Our experience with community-led funding over the last 18 months has taught us a lot. At the start, we let our decision-makers see every application that came in. 

They found the experience to be very tiring and often frustrating, with applications that made no mention of the borough or used a lot of jargon without saying what they would do. The feedback from them was that expected us to do preliminary checks so that they don’t feel their time has been wasted.

Remember, even though they are paid for their time, it’s not their full-time job! We have to carefully manage their workload so that they can give applications the attention they deserve.

Past Funding Opportunities

Working together to strengthen Barking & Dagenham

Communities' Pot

This fund was delivered by BD Giving in partnership with LBBD council as a participatory grant process where local people stepped forward to work together to decide how the funding is allocated to community groups.

As part of it, we ran a public consultation, using the council’s Citizens Alliance Network (CAN) platform, which helped shape this fund. The outcome of this process was that the community wanted to see projects which address some or all of the following:

  • Supporting children, young people and their families

  • A specific need in the borough which you have identified and are able to address (i.e. not a general request for funds)

  • Testing out a new idea which might struggle to attract funding from somewhere else

The community decision-makers worked collaboratively using online tools to make their decisions, resulting in the distribution of £30,000 to local community groups as grants of £1,500.00.

Covid Relief

We offered 10 grants of £3,000 to support organisations that experienced a loss of income due to the COVID-19 pandemic.

This was not a fund for new ideas. 

Instead, it was aimed at relieving the impact on smaller organisations that worked to support the borough, focussing on those with an annual income of less than £75,000 in their last published accounts.

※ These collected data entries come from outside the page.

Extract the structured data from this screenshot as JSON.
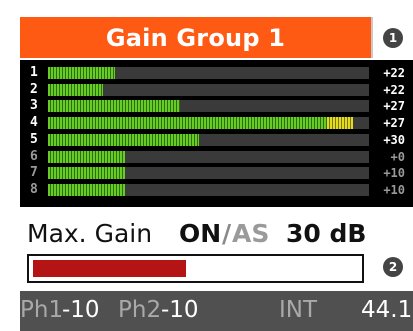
{
  "header": {
    "title": "Gain Group 1",
    "title_bg": "#ff5a14",
    "badge_1": "1"
  },
  "channels": [
    {
      "num": "1",
      "value": "+22",
      "level": 0.21,
      "active": true
    },
    {
      "num": "2",
      "value": "+22",
      "level": 0.17,
      "active": true
    },
    {
      "num": "3",
      "value": "+27",
      "level": 0.41,
      "active": true
    },
    {
      "num": "4",
      "value": "+27",
      "level": 0.87,
      "peak": 0.08,
      "active": true
    },
    {
      "num": "5",
      "value": "+30",
      "level": 0.47,
      "active": true
    },
    {
      "num": "6",
      "value": "+0",
      "level": 0.24,
      "active": false
    },
    {
      "num": "7",
      "value": "+10",
      "level": 0.24,
      "active": false
    },
    {
      "num": "8",
      "value": "+10",
      "level": 0.24,
      "active": false
    }
  ],
  "gain": {
    "label": "Max. Gain",
    "on": "ON",
    "slash": "/",
    "as": "AS",
    "db": "30 dB",
    "level": 0.47,
    "bar_color": "#b41414",
    "badge_2": "2"
  },
  "footer": {
    "ph1_label": "Ph1",
    "ph1_value": "-10",
    "ph2_label": "Ph2",
    "ph2_value": "-10",
    "int_label": "INT",
    "rate": "44.1"
  },
  "icons": [
    "number-1-badge-icon",
    "number-2-badge-icon"
  ]
}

The funding decisions were being made by a group of residents who used online tools to engage with each other.

Borough Innovation Fund

The Borough Innovation Fund is an initiative from the London Borough of Barking and Dagenham and Clear Channel UK, in partnership with the charity Trees for Cities, and  Barking and Dagenham Giving.

The Fund was created to improve and increase green spaces across the borough and give community groups and local people the chance to get involved in the design and creation of new green spaces in their neighbourhood.

The fund was publicly advertised in February 2020 and six groups responded with ideas. They were invited to present their projects and answer questions to a panel of assessors including representatives from Clear Channel, the Council, Trees for Cities, and East London Business Alliance.

Read about the two successful projects

Rapid Response Fund

The COVID-19 Rapid Response Fund was a £100,000 fund  given to us by Lankelly Chase Foundation following the coronavirus lockdown.

We used a participatory process that involved around 30 people from across the community who designed and shaped the process and a further 15 people who stepped forward as decision-makers for the grants.

You can read more about how we went about this here, and read the stories of some of the people who were involved in the process on our Local Voices page.

We are in the process of evaluating this fund and we are excited to share this with you in early 2021.

Renew Fund

This fund comes from income generated by properties in the borough. Its purpose is to invest in ideas, and the people who generate them, in our community.

Before the pandemic, we were using this fund to test a relational model of funding. Applicants would bring us ideas they wanted to try out and we looked at how we could support them in bringing that vision to life. This involved solving problems together rather than insisting that an idea was fully formed and planned out before giving out funding.

Decision-making power still lay with the trustees but we were testing if we could slowly build a community of funding recipients who could then become part of the decision-making process.

In the wake of the pandemic, we continued to offer this support to ideas that were about tackling community needs caused by the lockdown.